Oil giants could face massive claims after New York attorney general probes Exxon Mobil on climate change
10 November 2015
An old statute that gives New York state prosecutors unusually broad authority to prosecute securities fraud could prove a powerful weapon as Attorney General Eric Schneiderman probes Exxon Mobil Corp over whether the oil firm mislead the public and shareholders about the perils of climate change.
The 1921 Martin Act, a wide-reaching state law, was dusted off in the early 2000s by former New York Attorney General Eliot Spitzer who used it to aggressively target Wall Street firms.
Now, Schneiderman is wielding the statute in his probe of Exxon, the world's largest publicly traded oil company. He subpoenaed Exxon on November 4, demanding extensive financial records, emails and other documents to probe the company's knowledge and disclosures about climate change going back to the 1970s.
Prosecutors might seek to investigate other companies that helped to fund organisations that queried climate science, such as the Global Climate Coalition, of which BP and Shell were members during the 1990s, industry observers said.
Investigators are likely to search for discrepancies between the companies’ private and public statements for evidence that oil groups may have dismissed the dangers posed by climate change to shareholders and the public, while being advised privately that it was a serious threat.
Experts say that internal company documents may contradict what Exxon Mobil said in public about climate change, potentially opening up a legal argument that it failed to warn its shareholders or the public about risks that its scientists were aware of.

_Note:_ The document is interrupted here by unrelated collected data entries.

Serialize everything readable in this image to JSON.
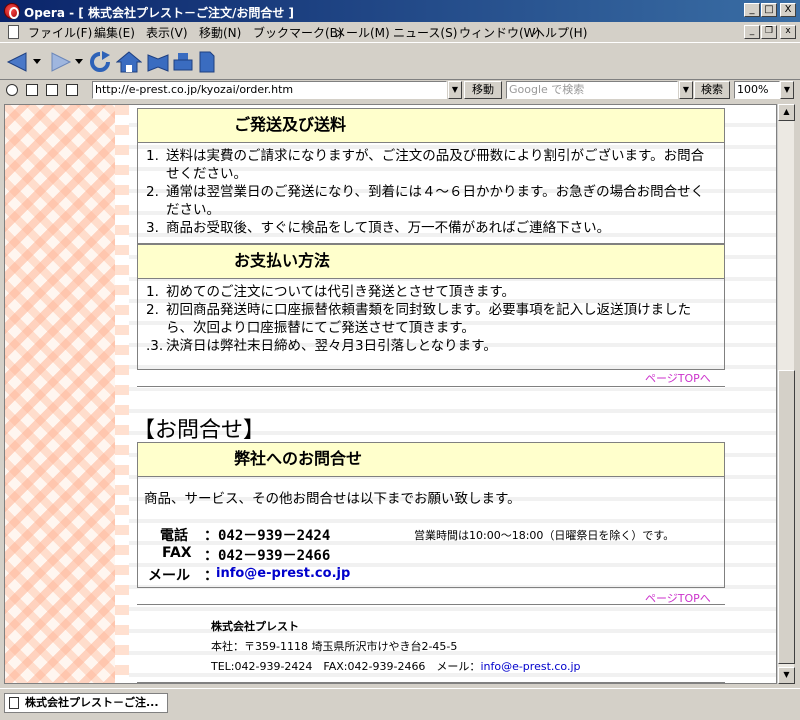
{
  "window": {
    "title": "Opera - [ 株式会社プレスト－ご注文/お問合せ ]",
    "controls": {
      "minimize": "_",
      "maximize": "□",
      "close": "X"
    }
  },
  "menu": {
    "items": [
      "ファイル(F)",
      "編集(E)",
      "表示(V)",
      "移動(N)",
      "ブックマーク(B)",
      "メール(M)",
      "ニュース(S)",
      "ウィンドウ(W)",
      "ヘルプ(H)"
    ]
  },
  "address_bar": {
    "url": "http://e-prest.co.jp/kyozai/order.htm",
    "go_label": "移動",
    "search_placeholder": "Google で検索",
    "search_label": "検索",
    "zoom": "100%"
  },
  "shipping": {
    "heading": "ご発送及び送料",
    "items": [
      {
        "num": "1.",
        "text": "送料は実費のご請求になりますが、ご注文の品及び冊数により割引がございます。お問合せください。"
      },
      {
        "num": "2.",
        "text": "通常は翌営業日のご発送になり、到着には４～６日かかります。お急ぎの場合お問合せください。"
      },
      {
        "num": "3.",
        "text": "商品お受取後、すぐに検品をして頂き、万一不備があればご連絡下さい。"
      }
    ]
  },
  "payment": {
    "heading": "お支払い方法",
    "items": [
      {
        "num": "1.",
        "text": "初めてのご注文については代引き発送とさせて頂きます。"
      },
      {
        "num": "2.",
        "text": "初回商品発送時に口座振替依頼書類を同封致します。必要事項を記入し返送頂けましたら、次回より口座振替にてご発送させて頂きます。"
      },
      {
        "num": ".3.",
        "text": "決済日は弊社末日締め、翌々月3日引落しとなります。"
      }
    ]
  },
  "page_top_label": "ページTOPへ",
  "inquiry": {
    "section_title": "【お問合せ】",
    "heading": "弊社へのお問合せ",
    "intro": "商品、サービス、その他お問合せは以下までお願い致します。",
    "tel_label": "電話",
    "tel": "：042－939－2424",
    "hours": "営業時間は10:00～18:00（日曜祭日を除く）です。",
    "fax_label": "FAX",
    "fax": "：042－939－2466",
    "mail_label": "メール",
    "mail_sep": "：",
    "mail": "info@e-prest.co.jp"
  },
  "footer": {
    "company": "株式会社プレスト",
    "address": "本社：〒359-1118 埼玉県所沢市けやき台2-45-5",
    "contact_text": "TEL:042-939-2424　FAX:042-939-2466　メール：",
    "mail": "info@e-prest.co.jp"
  },
  "status_bar": {
    "tab_title": "株式会社プレスト－ご注..."
  }
}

Exxon Mobil has strenuously denied the allegations being made against it. “We unequivocally reject the allegations that Exxon Mobil has suppressed climate-change research,” a spokesman said.
An investigation by the Los Angeles Times found evidence of discrepancies in statements made about climate change between Exxon Mobil scientists and the group’s top management.
In 1990, the board said that an “examination of the [climate change] issue supports the conclusions that the facts today and the projection of future effects are very unclear”.
However, at about the same time, Ken Croasdale, an Exxon Mobil scientist working on Arctic oil projects in Canada, told an engineering conference: “Certainly any major development with a lifespan of say 30 to 40 years will need to assess the impacts of potential global warming. This is particularly true of Arctic and offshore projects in Canada, where warming will clearly affect sea ice, icebergs, permafrost and sea levels.”